SomeDyke · 06/11/2017 21:00

"Trans activists have been arguing with the pride event in our town for years as to whether drag queens should be allowed as they think they make a mockery of them."
It's the re-writing and/or suppression of gay and lesbian history. So, the drag queens that precipitated the Stonewall riots are being transed. So are the women (many of them lesbians) who passed as men because at the time it was the only way they could pursue the career they wanted, or live with the person they wanted, or just because living as a woman was so shit!

Drag/effeminate gay men isn't necessarily 'imitating' women, it was gay men who were brave enough to be openly gay (by being effeminate), and developments from that. The point being that understood in this way it was saying just because we fancy men, and like wearing fancy clothes, doesn't make us less male or lesser men, and men who are attracted to use aren't less gay. Although I think to understand it properly you need to look at it in the context of gay history. And it is exactly this viewpoint that TRAs are trying to rewrite, since given their simplified script, a penchant for dresses (when you're a kid at least) whilst being male makes you trans, as opposed to just making you someone who likes dresses..............
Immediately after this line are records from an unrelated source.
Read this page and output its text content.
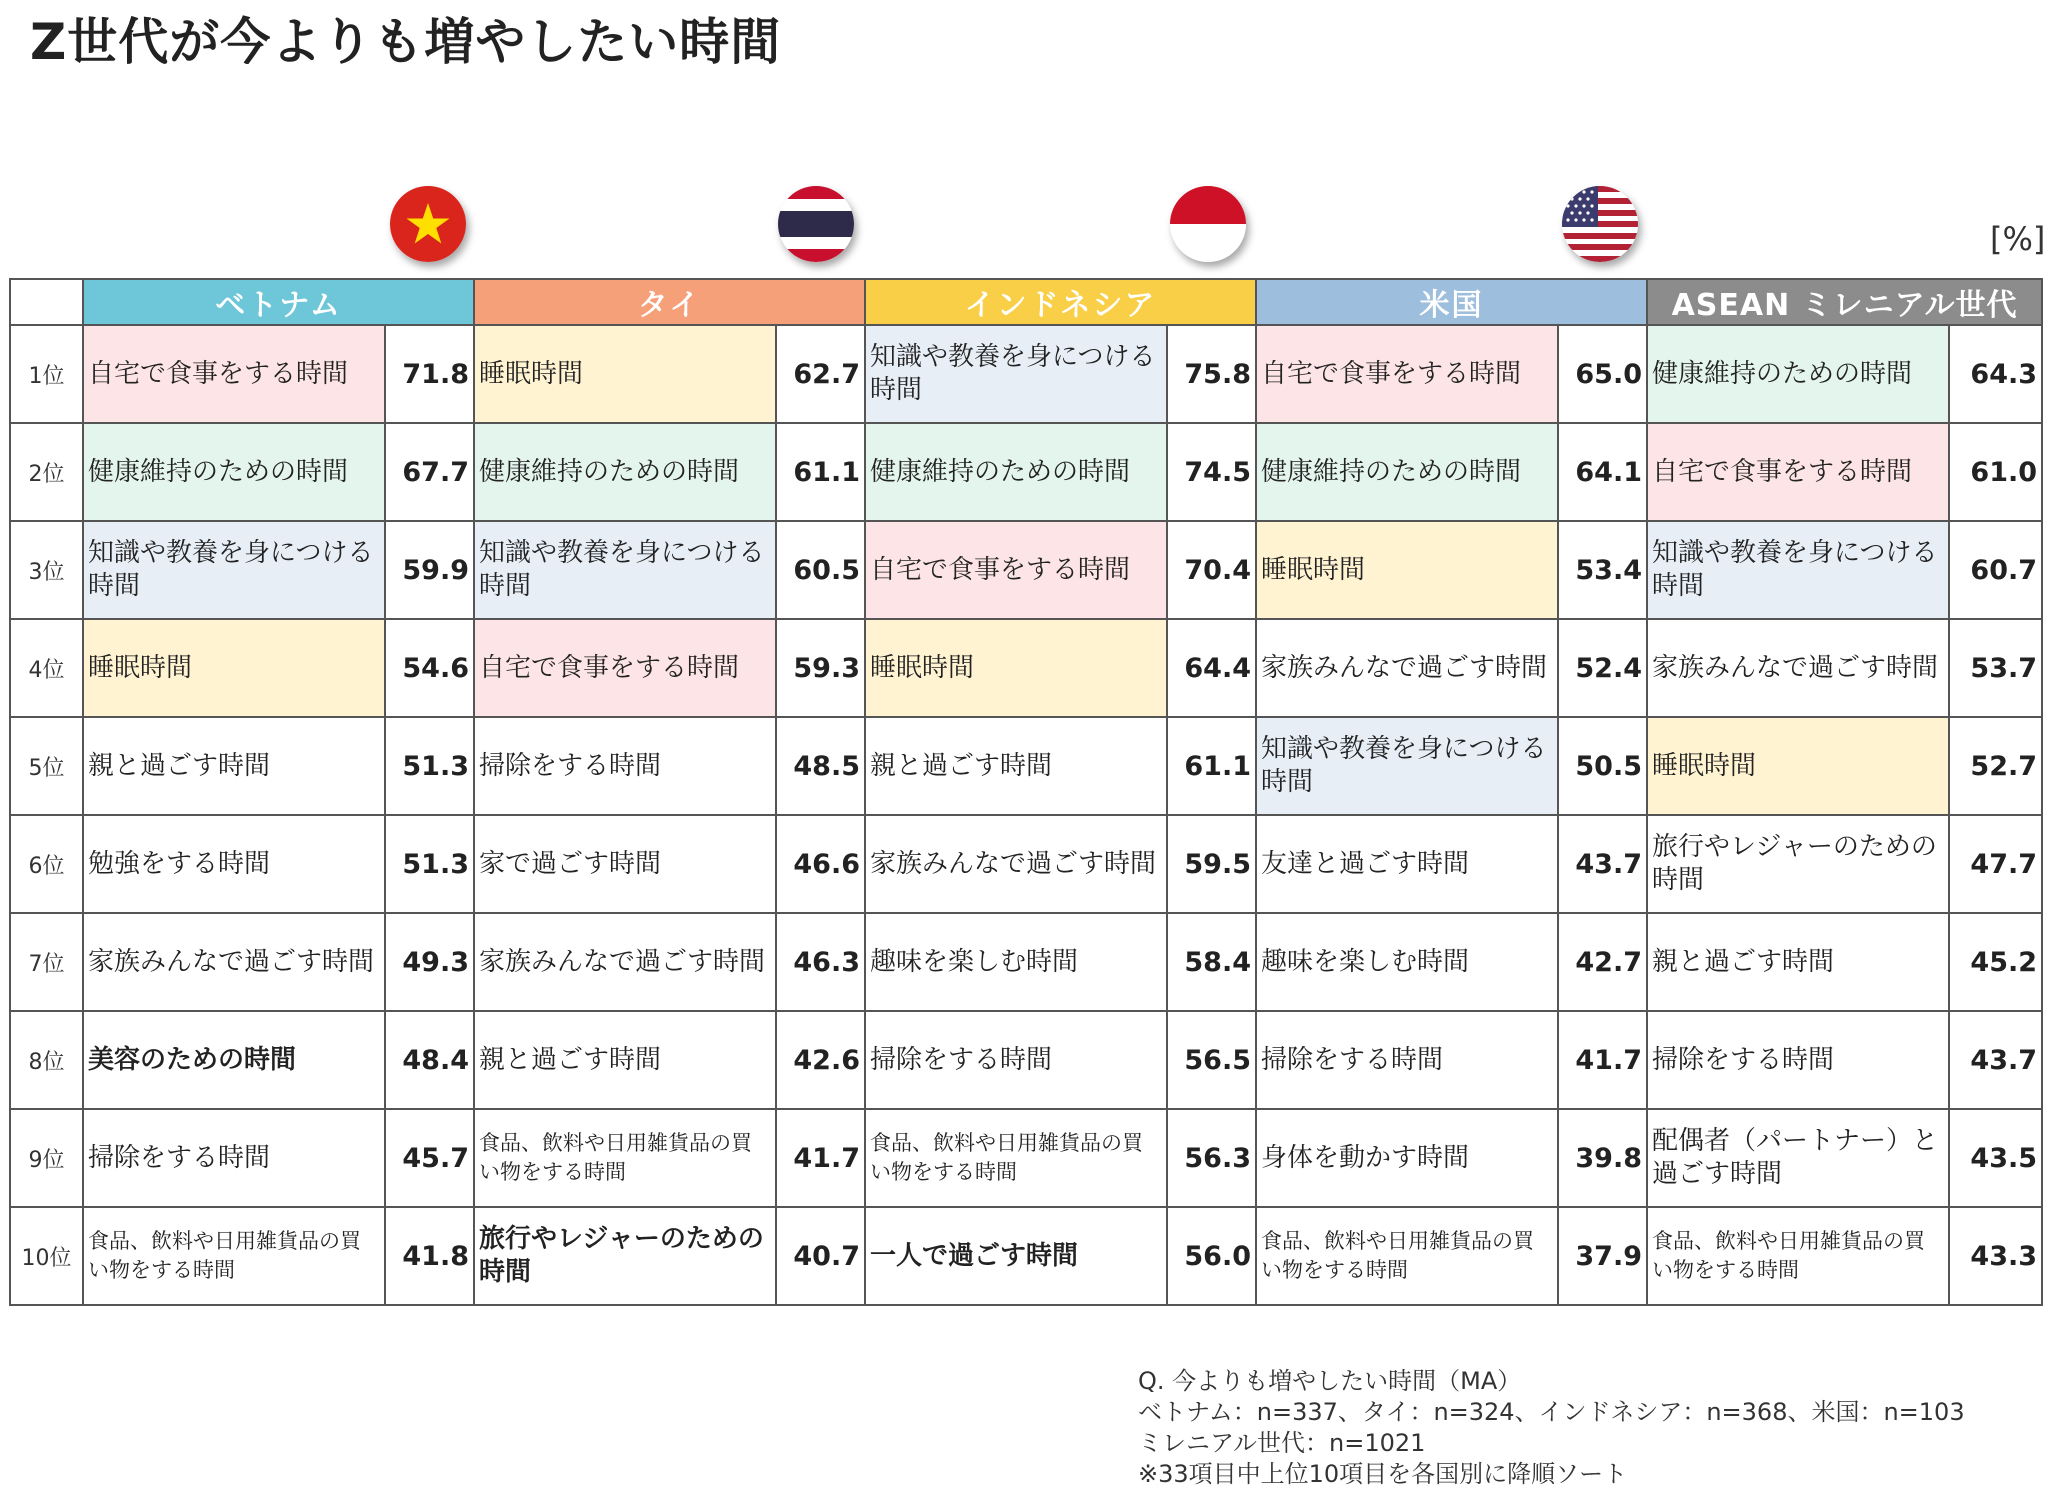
Z世代が今よりも増やしたい時間
[%]
	ベトナム		タイ		インドネシア		米国		ASEAN ミレニアル世代	
1位	自宅で食事をする時間	71.8	睡眠時間	62.7	知識や教養を身につける時間	75.8	自宅で食事をする時間	65.0	健康維持のための時間	64.3
2位	健康維持のための時間	67.7	健康維持のための時間	61.1	健康維持のための時間	74.5	健康維持のための時間	64.1	自宅で食事をする時間	61.0
3位	知識や教養を身につける時間	59.9	知識や教養を身につける時間	60.5	自宅で食事をする時間	70.4	睡眠時間	53.4	知識や教養を身につける時間	60.7
4位	睡眠時間	54.6	自宅で食事をする時間	59.3	睡眠時間	64.4	家族みんなで過ごす時間	52.4	家族みんなで過ごす時間	53.7
5位	親と過ごす時間	51.3	掃除をする時間	48.5	親と過ごす時間	61.1	知識や教養を身につける時間	50.5	睡眠時間	52.7
6位	勉強をする時間	51.3	家で過ごす時間	46.6	家族みんなで過ごす時間	59.5	友達と過ごす時間	43.7	旅行やレジャーのための時間	47.7
7位	家族みんなで過ごす時間	49.3	家族みんなで過ごす時間	46.3	趣味を楽しむ時間	58.4	趣味を楽しむ時間	42.7	親と過ごす時間	45.2
8位	美容のための時間	48.4	親と過ごす時間	42.6	掃除をする時間	56.5	掃除をする時間	41.7	掃除をする時間	43.7
9位	掃除をする時間	45.7	食品、飲料や日用雑貨品の買い物をする時間	41.7	食品、飲料や日用雑貨品の買い物をする時間	56.3	身体を動かす時間	39.8	配偶者（パートナー）と過ごす時間	43.5
10位	食品、飲料や日用雑貨品の買い物をする時間	41.8	旅行やレジャーのための時間	40.7	一人で過ごす時間	56.0	食品、飲料や日用雑貨品の買い物をする時間	37.9	食品、飲料や日用雑貨品の買い物をする時間	43.3
Q. 今よりも増やしたい時間（MA）
ベトナム：n=337、タイ：n=324、インドネシア：n=368、米国：n=103
ミレニアル世代：n=1021
※33項目中上位10項目を各国別に降順ソート
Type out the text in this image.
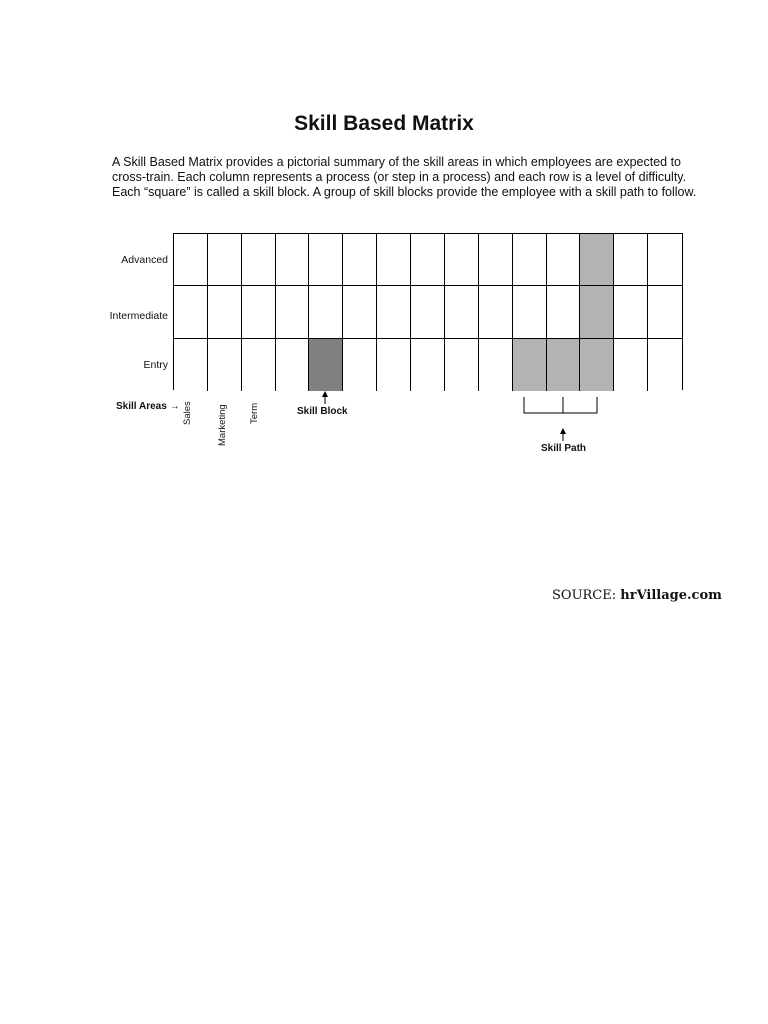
Skill Based Matrix

A Skill Based Matrix provides a pictorial summary of the skill areas in which employees are expected to

cross-train. Each column represents a process (or step in a process) and each row is a level of difficulty.

Each “square” is called a skill block. A group of skill blocks provide the employee with a skill path to follow.

Advanced
Intermediate
Entry
Skill Areas → Sales	Marketing Term	Skill Block
Skill Path
SOURCE: hrVillage.com
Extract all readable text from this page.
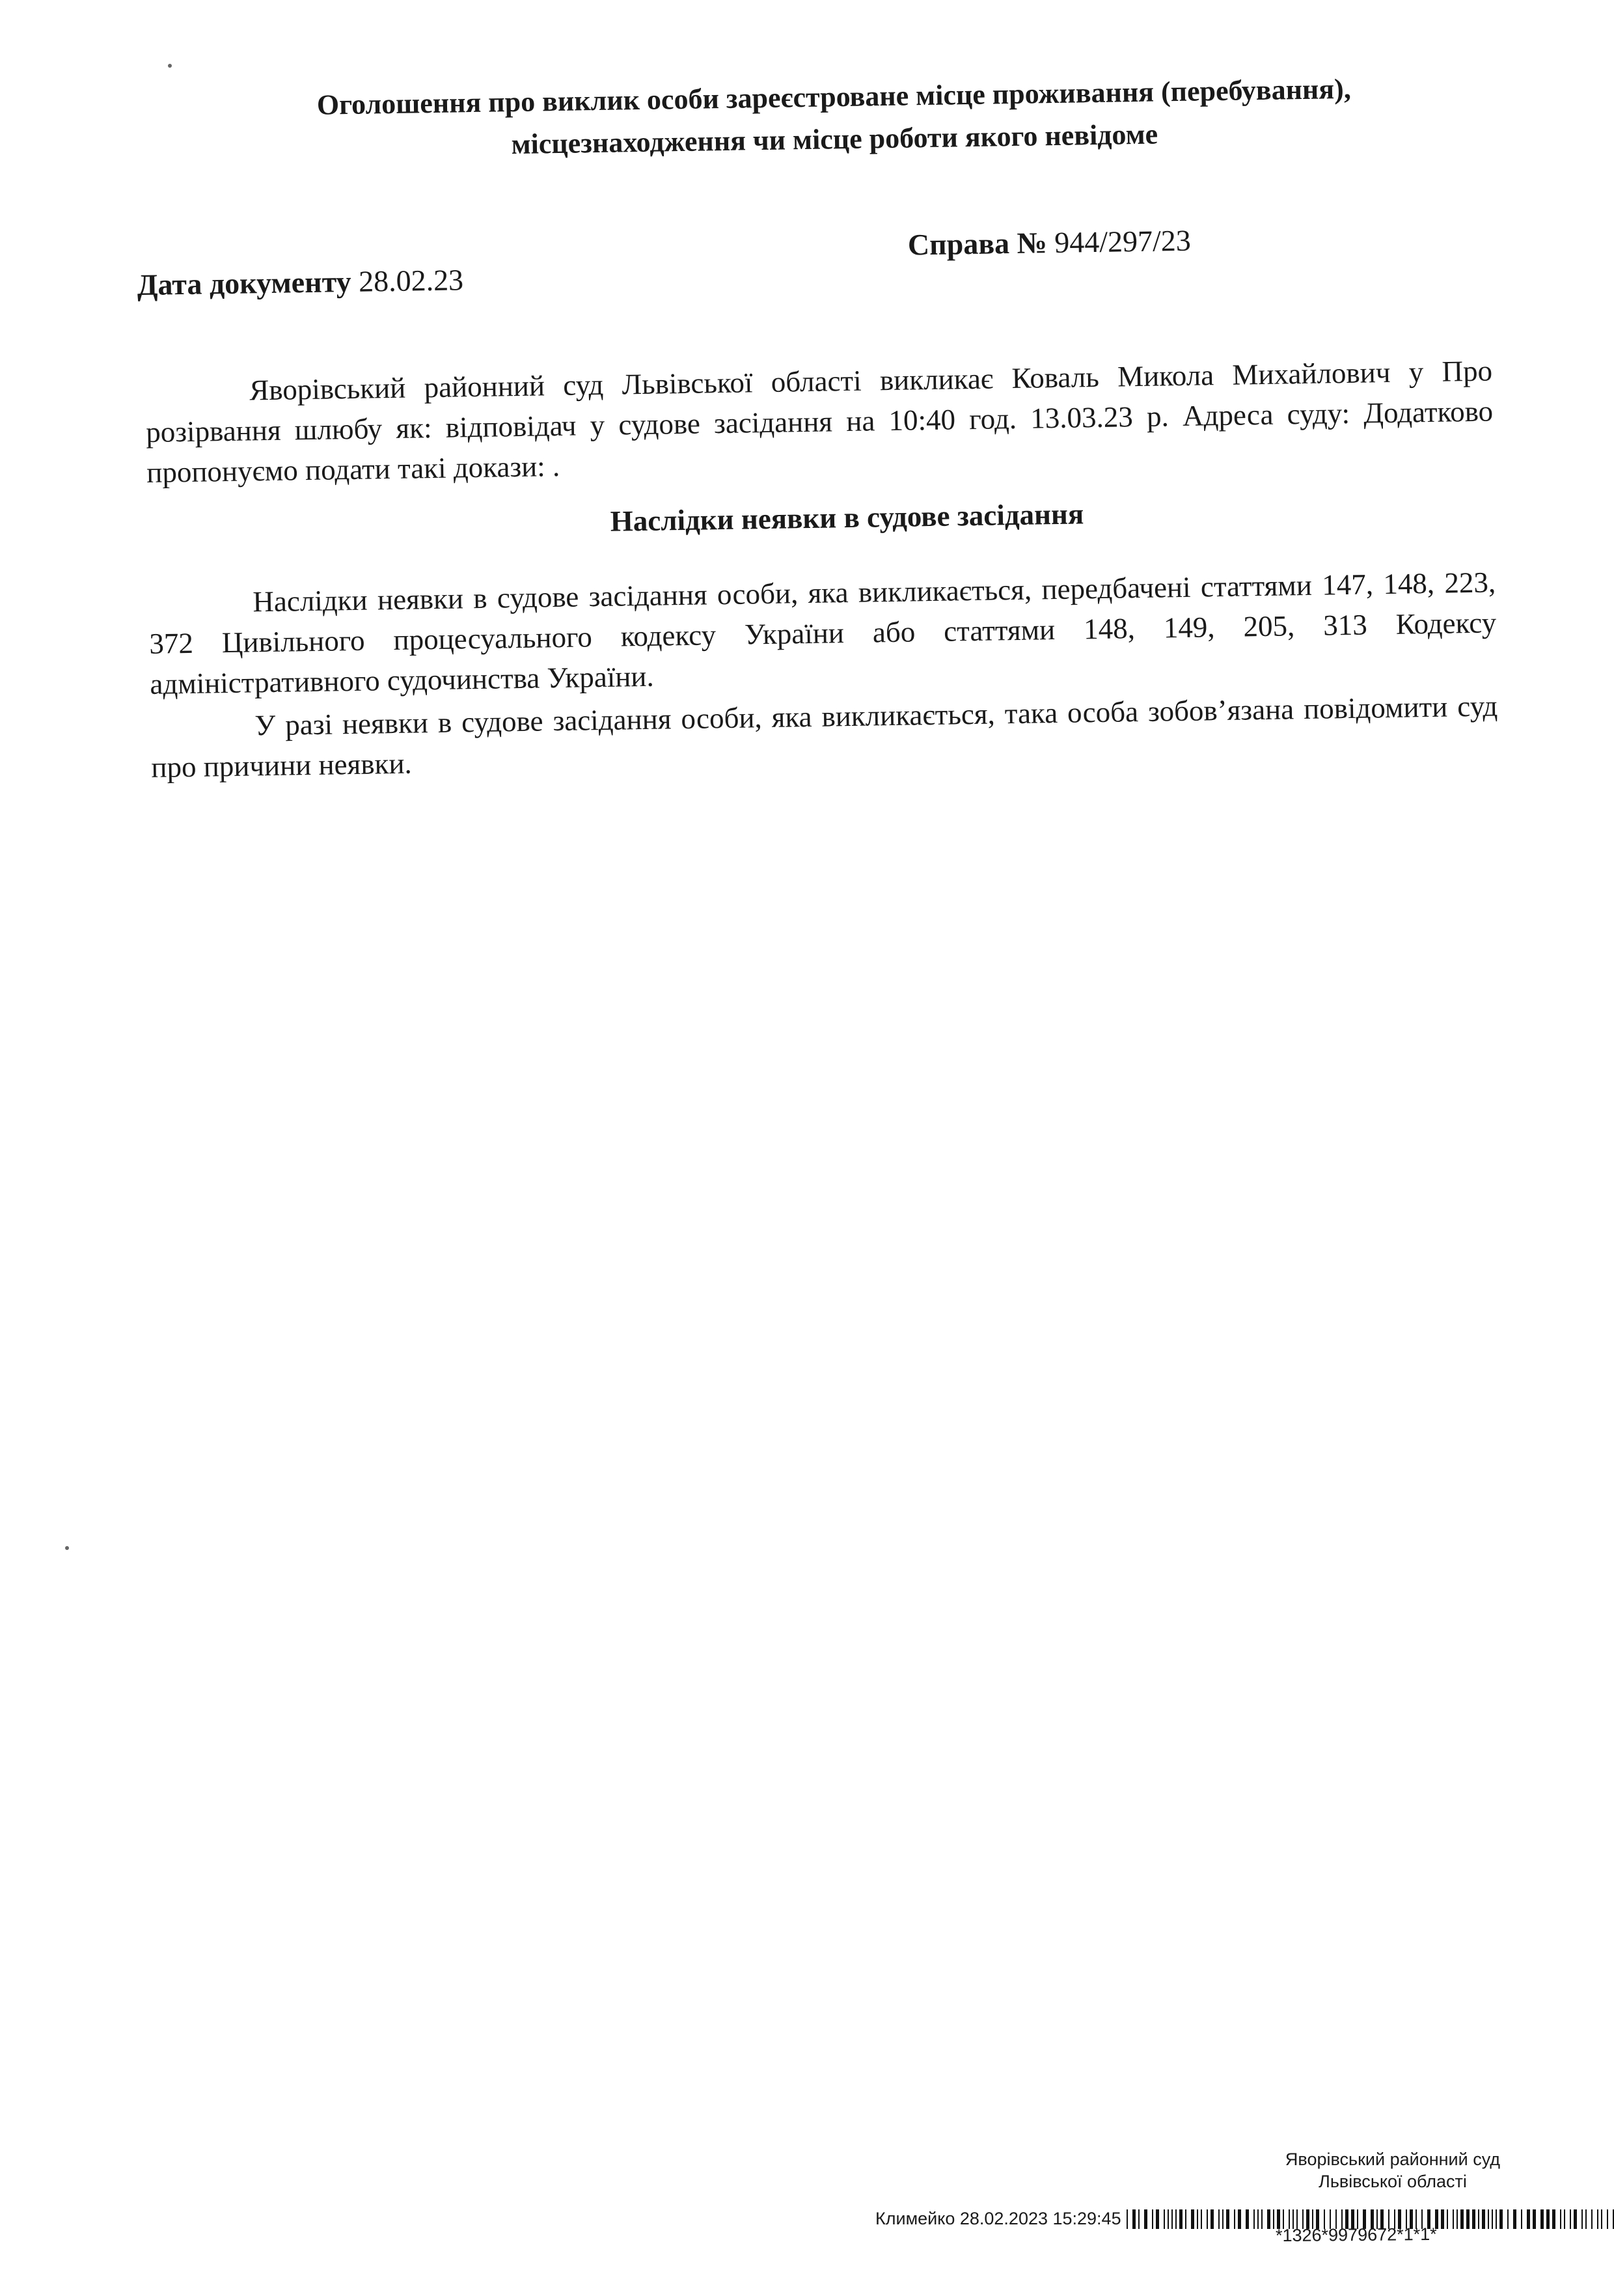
Оголошення про виклик особи зареєстроване місце проживання (перебування),
місцезнаходження чи місце роботи якого невідоме
Справа № 944/297/23
Дата документу 28.02.23
Яворівський районний суд Львівської області викликає Коваль Микола Михайлович у Про розірвання шлюбу як: відповідач у судове засідання на 10:40 год. 13.03.23 р. Адреса суду: Додатково пропонуємо подати такі докази: .
Наслідки неявки в судове засідання
Наслідки неявки в судове засідання особи, яка викликається, передбачені статтями 147, 148, 223, 372 Цивільного процесуального кодексу України або статтями 148, 149, 205, 313 Кодексу адміністративного судочинства України.
У разі неявки в судове засідання особи, яка викликається, така особа зобов’язана повідомити суд про причини неявки.
Яворівський районний суд
Львівської області
Климейко 28.02.2023 15:29:45
*1326*9979672*1*1*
I guess I';m saying it's a complicated part of gay and lesbian history whose meaning has changed and been debated as other things (like feminism) have developed. Whereas the 'new trans history' seems to prefer a simpler male+dresses=trans (and actually a girl) rhetoric, whereas female+trousers=trans (and actually a boy). We have all seen this happening, and if erasing the richness of gay history is something they have to do, then that seems to be what they will do. Hence trying to get the drag queens out of current marches (because a M2T might get mistaken for a drag queen once they are side by side), as well as transing those whose part in gay history was too big to be simply forgotten.

hipsterfun · 06/11/2017 21:30

The point being that understood in this way it was saying just because we fancy men, and like wearing fancy clothes, doesn't make us less male or lesser men, and men who are attracted to use aren't less gay.

But isn’t that reliant on the idea of women as ‘lesser’, in order to subvert it. (Sorry if I’ve misunderstood.)

StripeyMonkey1 · 06/11/2017 21:39

I have always disliked drag and the parody of femininity.

Drag being the equivalent of blackface makes absolute sense to me.

Jamiek80 · 06/11/2017 21:59

Without wanting to argue is drag really a problem is there the same issue with women in men's clothing?

peachgreen · 06/11/2017 22:00

a lot of slave owners really felt a lot of affection and love for their slaves

This is the most mind-boggling stupid and offensive thing I’ve ever read on this site.** Jesus fucking Christ.

MrsDustyBusty · 06/11/2017 22:08

Without wanting to argue is drag really a problem is there the same issue with women in men's clothing?

You didn't bother with giving this a single millisecond of actual thought, did you?